According to at least three such investors that Moneycontrol spoke to Yes Bank’s executives pitched these bonds as ‘super FDs’, which will offer consistent returns and safety of a regular fixed deposit. In most cases, these investors had existing regular fixed deposits in Yes Bank that fetched them a rate of interest of around 8 percent.
Yes Bank executives offered 9-9.5 percent return on these bonds and made them transfer substantially high amounts (in some cases Rs 1 crore to Rs 1.5 crore) to these instruments. “This was done without explaining the high risk associated with these bonds, especially the provision that says these bonds will be extinguished and capital foregone in the event of a financial failure of the bank,” said another investor requesting anonymity.
After the bail-out of Yes Bank, some of these retail investors approached the bank only to receive a response that the matter is sub judice. An email sent to Yes Bank seeking response on charge of mis-selling and the actions taken so far remained unanswered till the time of filing this story.

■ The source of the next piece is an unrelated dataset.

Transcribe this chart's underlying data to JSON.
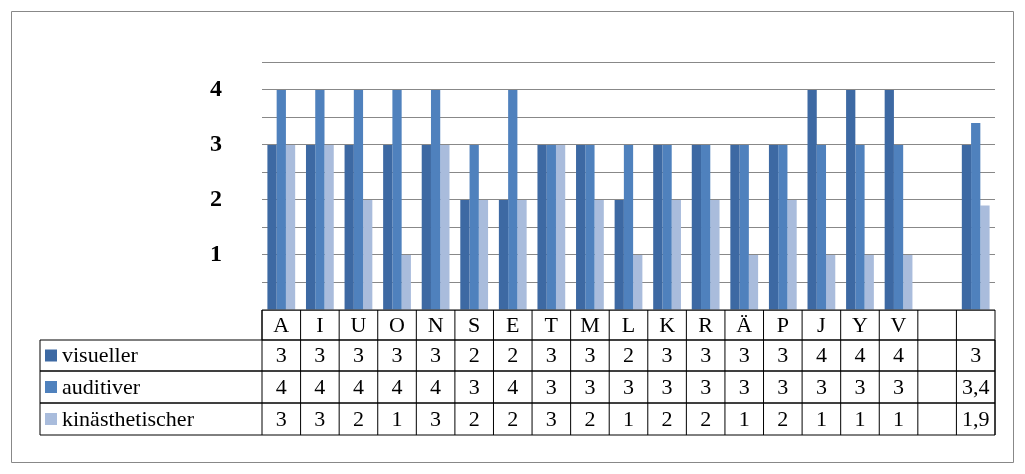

According to experts, prevailing Reserve Bank of India (RBI) regulations do not bar banks from selling perpetual bonds to retailers, but the rules clearly say that these instruments should not be pitched with fixed deposits as a benchmark. Also, the risks involved in these instruments must be clearly be explained to investors, the rules stated.
Yes Bank’s retail AT1 bond holders allege that these norms were not followed by Yes Bank executives while selling these instruments. Bondholders have invested nearly Rs 94,000 crore in AT1 bonds issued by Indian banks, according to rating agency ICRA. AT1 bonds, also called perpetual bonds, are considered quasi-equity instruments and are riskier than Tier 1 bonds.

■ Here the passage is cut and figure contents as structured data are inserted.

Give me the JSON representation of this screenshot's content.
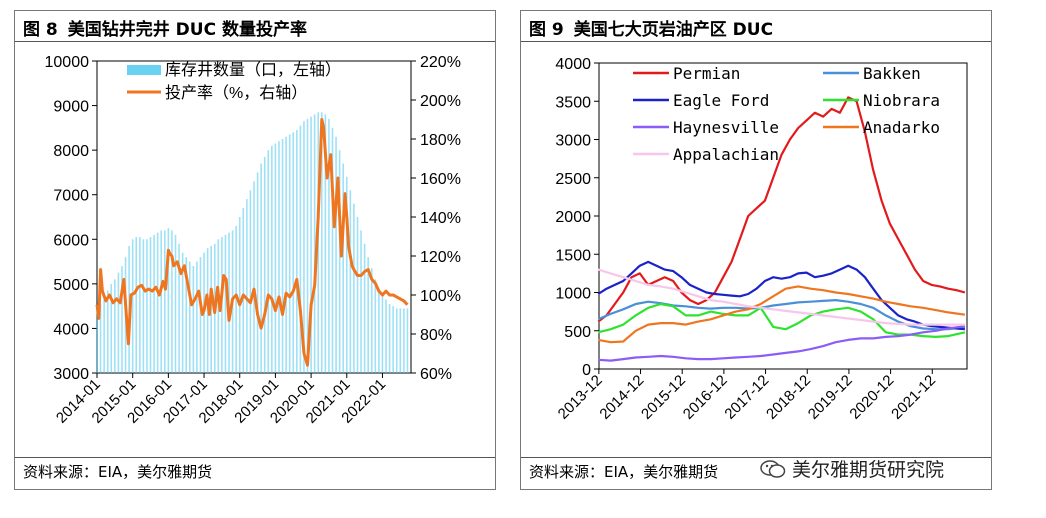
{
  "left_chart": {
    "fig_num": "图 8",
    "title": "美国钻井完井 DUC 数量投产率",
    "source": "资料来源：EIA，美尔雅期货"
  },
  "right_chart": {
    "fig_num": "图 9",
    "title": "美国七大页岩油产区 DUC",
    "source": "资料来源：EIA，美尔雅期货"
  },
  "watermark": {
    "text": "美尔雅期货研究院",
    "icon": "wechat-icon"
  },
  "chart_data": [
    {
      "type": "bar+line",
      "title": "美国钻井完井 DUC 数量投产率",
      "x_ticks": [
        "2014-01",
        "2015-01",
        "2016-01",
        "2017-01",
        "2018-01",
        "2019-01",
        "2020-01",
        "2021-01",
        "2022-01"
      ],
      "y_left": {
        "min": 3000,
        "max": 10000,
        "ticks": [
          "3000",
          "4000",
          "5000",
          "6000",
          "7000",
          "8000",
          "9000",
          "10000"
        ]
      },
      "y_right": {
        "min": 60,
        "max": 220,
        "ticks": [
          "60%",
          "80%",
          "100%",
          "120%",
          "140%",
          "160%",
          "180%",
          "200%",
          "220%"
        ]
      },
      "legend_position": "top-left",
      "bar_color": "#4fc9f0",
      "line_color": "#ef7620",
      "series": [
        {
          "name": "库存井数量（口，左轴）",
          "axis": "left",
          "kind": "bar",
          "x": [
            2014.0,
            2014.1,
            2014.2,
            2014.3,
            2014.4,
            2014.5,
            2014.6,
            2014.7,
            2014.8,
            2014.9,
            2015.0,
            2015.1,
            2015.2,
            2015.3,
            2015.4,
            2015.5,
            2015.6,
            2015.7,
            2015.8,
            2015.9,
            2016.0,
            2016.1,
            2016.2,
            2016.3,
            2016.4,
            2016.5,
            2016.6,
            2016.7,
            2016.8,
            2016.9,
            2017.0,
            2017.1,
            2017.2,
            2017.3,
            2017.4,
            2017.5,
            2017.6,
            2017.7,
            2017.8,
            2017.9,
            2018.0,
            2018.1,
            2018.2,
            2018.3,
            2018.4,
            2018.5,
            2018.6,
            2018.7,
            2018.8,
            2018.9,
            2019.0,
            2019.1,
            2019.2,
            2019.3,
            2019.4,
            2019.5,
            2019.6,
            2019.7,
            2019.8,
            2019.9,
            2020.0,
            2020.1,
            2020.2,
            2020.3,
            2020.4,
            2020.5,
            2020.6,
            2020.7,
            2020.8,
            2020.9,
            2021.0,
            2021.1,
            2021.2,
            2021.3,
            2021.4,
            2021.5,
            2021.6,
            2021.7,
            2021.8,
            2021.9,
            2022.0,
            2022.1,
            2022.2,
            2022.3,
            2022.4,
            2022.5,
            2022.6,
            2022.7
          ],
          "values": [
            4500,
            4550,
            4700,
            4850,
            5000,
            5100,
            5250,
            5400,
            5600,
            5850,
            6000,
            6050,
            6050,
            6000,
            6000,
            6050,
            6100,
            6150,
            6200,
            6200,
            6250,
            6200,
            6100,
            5900,
            5700,
            5600,
            5500,
            5400,
            5500,
            5600,
            5700,
            5800,
            5850,
            5900,
            6000,
            6050,
            6100,
            6150,
            6200,
            6300,
            6500,
            6700,
            6900,
            7100,
            7300,
            7500,
            7700,
            7850,
            8000,
            8100,
            8150,
            8200,
            8250,
            8300,
            8350,
            8400,
            8450,
            8550,
            8650,
            8700,
            8750,
            8800,
            8850,
            8850,
            8800,
            8700,
            8500,
            8300,
            8000,
            7700,
            7400,
            7100,
            6800,
            6500,
            6200,
            5900,
            5600,
            5350,
            5100,
            4900,
            4750,
            4650,
            4550,
            4500,
            4450,
            4450,
            4450,
            4450
          ]
        },
        {
          "name": "投产率（%，右轴）",
          "axis": "right",
          "kind": "line",
          "x": [
            2014.0,
            2014.05,
            2014.1,
            2014.15,
            2014.25,
            2014.35,
            2014.45,
            2014.55,
            2014.65,
            2014.75,
            2014.82,
            2014.88,
            2014.95,
            2015.05,
            2015.15,
            2015.25,
            2015.35,
            2015.45,
            2015.55,
            2015.65,
            2015.75,
            2015.85,
            2015.92,
            2016.0,
            2016.05,
            2016.1,
            2016.15,
            2016.25,
            2016.35,
            2016.45,
            2016.55,
            2016.65,
            2016.75,
            2016.85,
            2016.95,
            2017.0,
            2017.08,
            2017.15,
            2017.2,
            2017.3,
            2017.38,
            2017.45,
            2017.55,
            2017.62,
            2017.7,
            2017.8,
            2017.9,
            2018.0,
            2018.1,
            2018.2,
            2018.3,
            2018.4,
            2018.5,
            2018.6,
            2018.7,
            2018.8,
            2018.9,
            2019.0,
            2019.1,
            2019.2,
            2019.3,
            2019.4,
            2019.5,
            2019.6,
            2019.7,
            2019.8,
            2019.9,
            2020.0,
            2020.1,
            2020.2,
            2020.3,
            2020.35,
            2020.45,
            2020.55,
            2020.65,
            2020.75,
            2020.85,
            2020.95,
            2021.0,
            2021.05,
            2021.1,
            2021.15,
            2021.2,
            2021.3,
            2021.4,
            2021.5,
            2021.6,
            2021.7,
            2021.8,
            2021.9,
            2022.0,
            2022.1,
            2022.2,
            2022.3,
            2022.4,
            2022.5,
            2022.6,
            2022.7
          ],
          "values": [
            95,
            88,
            113,
            102,
            97,
            100,
            96,
            98,
            96,
            108,
            90,
            75,
            100,
            101,
            104,
            105,
            102,
            103,
            102,
            104,
            100,
            107,
            103,
            123,
            121,
            120,
            115,
            117,
            111,
            115,
            105,
            95,
            98,
            102,
            90,
            92,
            100,
            90,
            103,
            91,
            104,
            92,
            110,
            108,
            87,
            98,
            100,
            95,
            100,
            98,
            96,
            103,
            90,
            83,
            90,
            100,
            98,
            92,
            99,
            90,
            101,
            99,
            102,
            108,
            92,
            70,
            64,
            95,
            105,
            140,
            190,
            186,
            160,
            172,
            135,
            160,
            120,
            152,
            140,
            125,
            120,
            115,
            113,
            110,
            110,
            112,
            113,
            108,
            106,
            102,
            100,
            102,
            100,
            100,
            99,
            98,
            97,
            95
          ]
        }
      ]
    },
    {
      "type": "line",
      "title": "美国七大页岩油产区 DUC",
      "x_ticks": [
        "2013-12",
        "2014-12",
        "2015-12",
        "2016-12",
        "2017-12",
        "2018-12",
        "2019-12",
        "2020-12",
        "2021-12"
      ],
      "y": {
        "min": 0,
        "max": 4000,
        "ticks": [
          "0",
          "500",
          "1000",
          "1500",
          "2000",
          "2500",
          "3000",
          "3500",
          "4000"
        ]
      },
      "legend_position": "top",
      "series": [
        {
          "name": "Permian",
          "color": "#e31a1c",
          "x": [
            2013.9,
            2014.1,
            2014.3,
            2014.5,
            2014.7,
            2014.9,
            2015.1,
            2015.3,
            2015.5,
            2015.7,
            2015.9,
            2016.1,
            2016.3,
            2016.5,
            2016.7,
            2016.9,
            2017.1,
            2017.3,
            2017.5,
            2017.7,
            2017.9,
            2018.1,
            2018.3,
            2018.5,
            2018.7,
            2018.9,
            2019.1,
            2019.3,
            2019.5,
            2019.7,
            2019.9,
            2020.1,
            2020.3,
            2020.5,
            2020.7,
            2020.9,
            2021.1,
            2021.3,
            2021.5,
            2021.7,
            2021.9,
            2022.1,
            2022.3,
            2022.5,
            2022.7
          ],
          "values": [
            620,
            700,
            850,
            1000,
            1200,
            1250,
            1100,
            1150,
            1200,
            1150,
            1000,
            900,
            850,
            900,
            1000,
            1200,
            1400,
            1700,
            2000,
            2100,
            2200,
            2500,
            2800,
            3000,
            3150,
            3250,
            3350,
            3300,
            3400,
            3350,
            3550,
            3500,
            3100,
            2600,
            2200,
            1900,
            1700,
            1500,
            1300,
            1150,
            1100,
            1080,
            1050,
            1030,
            1000
          ]
        },
        {
          "name": "Bakken",
          "color": "#4a90d9",
          "x": [
            2013.9,
            2014.2,
            2014.5,
            2014.8,
            2015.1,
            2015.4,
            2015.7,
            2016.0,
            2016.3,
            2016.6,
            2016.9,
            2017.2,
            2017.5,
            2017.8,
            2018.1,
            2018.4,
            2018.7,
            2019.0,
            2019.3,
            2019.6,
            2019.9,
            2020.2,
            2020.5,
            2020.8,
            2021.1,
            2021.4,
            2021.7,
            2022.0,
            2022.3,
            2022.7
          ],
          "values": [
            650,
            720,
            780,
            850,
            880,
            860,
            830,
            820,
            800,
            790,
            800,
            800,
            790,
            800,
            830,
            850,
            870,
            880,
            890,
            900,
            880,
            850,
            800,
            700,
            620,
            560,
            530,
            520,
            520,
            550
          ]
        },
        {
          "name": "Eagle Ford",
          "color": "#1a22c8",
          "x": [
            2013.9,
            2014.1,
            2014.3,
            2014.5,
            2014.7,
            2014.9,
            2015.1,
            2015.3,
            2015.5,
            2015.7,
            2015.9,
            2016.1,
            2016.3,
            2016.5,
            2016.7,
            2016.9,
            2017.1,
            2017.3,
            2017.5,
            2017.7,
            2017.9,
            2018.1,
            2018.3,
            2018.5,
            2018.7,
            2018.9,
            2019.1,
            2019.3,
            2019.5,
            2019.7,
            2019.9,
            2020.1,
            2020.3,
            2020.5,
            2020.7,
            2020.9,
            2021.1,
            2021.3,
            2021.5,
            2021.7,
            2021.9,
            2022.1,
            2022.3,
            2022.5,
            2022.7
          ],
          "values": [
            980,
            1050,
            1100,
            1150,
            1250,
            1350,
            1400,
            1350,
            1300,
            1280,
            1200,
            1100,
            1050,
            1000,
            980,
            970,
            960,
            950,
            980,
            1050,
            1150,
            1200,
            1180,
            1200,
            1250,
            1260,
            1200,
            1220,
            1250,
            1300,
            1350,
            1300,
            1200,
            1050,
            900,
            800,
            700,
            650,
            620,
            580,
            560,
            550,
            540,
            530,
            520
          ]
        },
        {
          "name": "Niobrara",
          "color": "#2ee32e",
          "x": [
            2013.9,
            2014.2,
            2014.5,
            2014.8,
            2015.1,
            2015.4,
            2015.7,
            2016.0,
            2016.3,
            2016.6,
            2016.9,
            2017.2,
            2017.5,
            2017.8,
            2018.1,
            2018.4,
            2018.7,
            2019.0,
            2019.3,
            2019.6,
            2019.9,
            2020.2,
            2020.5,
            2020.8,
            2021.1,
            2021.4,
            2021.7,
            2022.0,
            2022.3,
            2022.7
          ],
          "values": [
            480,
            520,
            580,
            700,
            800,
            850,
            820,
            700,
            700,
            750,
            720,
            700,
            700,
            800,
            550,
            520,
            600,
            700,
            750,
            780,
            800,
            750,
            650,
            480,
            450,
            450,
            430,
            420,
            430,
            480
          ]
        },
        {
          "name": "Haynesville",
          "color": "#8b5cf6",
          "x": [
            2013.9,
            2014.2,
            2014.5,
            2014.8,
            2015.1,
            2015.4,
            2015.7,
            2016.0,
            2016.3,
            2016.6,
            2016.9,
            2017.2,
            2017.5,
            2017.8,
            2018.1,
            2018.4,
            2018.7,
            2019.0,
            2019.3,
            2019.6,
            2019.9,
            2020.2,
            2020.5,
            2020.8,
            2021.1,
            2021.4,
            2021.7,
            2022.0,
            2022.3,
            2022.7
          ],
          "values": [
            120,
            110,
            130,
            150,
            160,
            170,
            160,
            140,
            130,
            130,
            140,
            150,
            160,
            170,
            190,
            210,
            230,
            260,
            300,
            350,
            380,
            400,
            400,
            420,
            430,
            450,
            480,
            500,
            530,
            560
          ]
        },
        {
          "name": "Anadarko",
          "color": "#ef7620",
          "x": [
            2013.9,
            2014.2,
            2014.5,
            2014.8,
            2015.1,
            2015.4,
            2015.7,
            2016.0,
            2016.3,
            2016.6,
            2016.9,
            2017.2,
            2017.5,
            2017.8,
            2018.1,
            2018.4,
            2018.7,
            2019.0,
            2019.3,
            2019.6,
            2019.9,
            2020.2,
            2020.5,
            2020.8,
            2021.1,
            2021.4,
            2021.7,
            2022.0,
            2022.3,
            2022.7
          ],
          "values": [
            380,
            350,
            360,
            500,
            580,
            600,
            600,
            580,
            620,
            650,
            700,
            750,
            780,
            850,
            950,
            1050,
            1080,
            1050,
            1030,
            1000,
            980,
            950,
            920,
            880,
            850,
            820,
            800,
            770,
            740,
            710
          ]
        },
        {
          "name": "Appalachian",
          "color": "#f7c6ea",
          "x": [
            2013.9,
            2014.2,
            2014.5,
            2014.8,
            2015.1,
            2015.4,
            2015.7,
            2016.0,
            2016.3,
            2016.6,
            2016.9,
            2017.2,
            2017.5,
            2017.8,
            2018.1,
            2018.4,
            2018.7,
            2019.0,
            2019.3,
            2019.6,
            2019.9,
            2020.2,
            2020.5,
            2020.8,
            2021.1,
            2021.4,
            2021.7,
            2022.0,
            2022.3,
            2022.7
          ],
          "values": [
            1300,
            1250,
            1200,
            1150,
            1100,
            1080,
            1050,
            1000,
            950,
            900,
            880,
            850,
            820,
            800,
            780,
            760,
            740,
            720,
            700,
            680,
            660,
            640,
            620,
            600,
            590,
            580,
            580,
            580,
            580,
            580
          ]
        }
      ]
    }
  ]
}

After the Yes Bank reconstruction scheme was notified by the government, there was a confusion in the market on March 14 on whether these bonds will be honoured or extinguished as said in the draft reconstruction scheme made public by RBI. But, Yes Bank’s RBI-appointed administrator, Prashant Kumar later clarified that these bonds will be written down fully, as per the agreed reconstruction scheme.
This is because the reconstruction scheme was formed after the RBI invoked Section 45 of the Banking Regulation Act, 1949, which arises when the bank is deemed to be non-viable or approaching non-viability, enabling the write-down of certain Basel III AT1 Bonds.
“In light of the above provisions of the Basel III circular, the Perpetual Subordinated Basel III Compliant Additional Tier I Bonds issued by the bank for an amount of Rs 3,000 crore on December 23, 2016 and the Perpetual Subordinated Basel III Compliant Additional Tier I Bonds issued by the bank for an amount of Rs. 5,415 crore on October 18, 2017 have been fully written down and stand extinguished with immediate effect,” Kumar informed exchanges.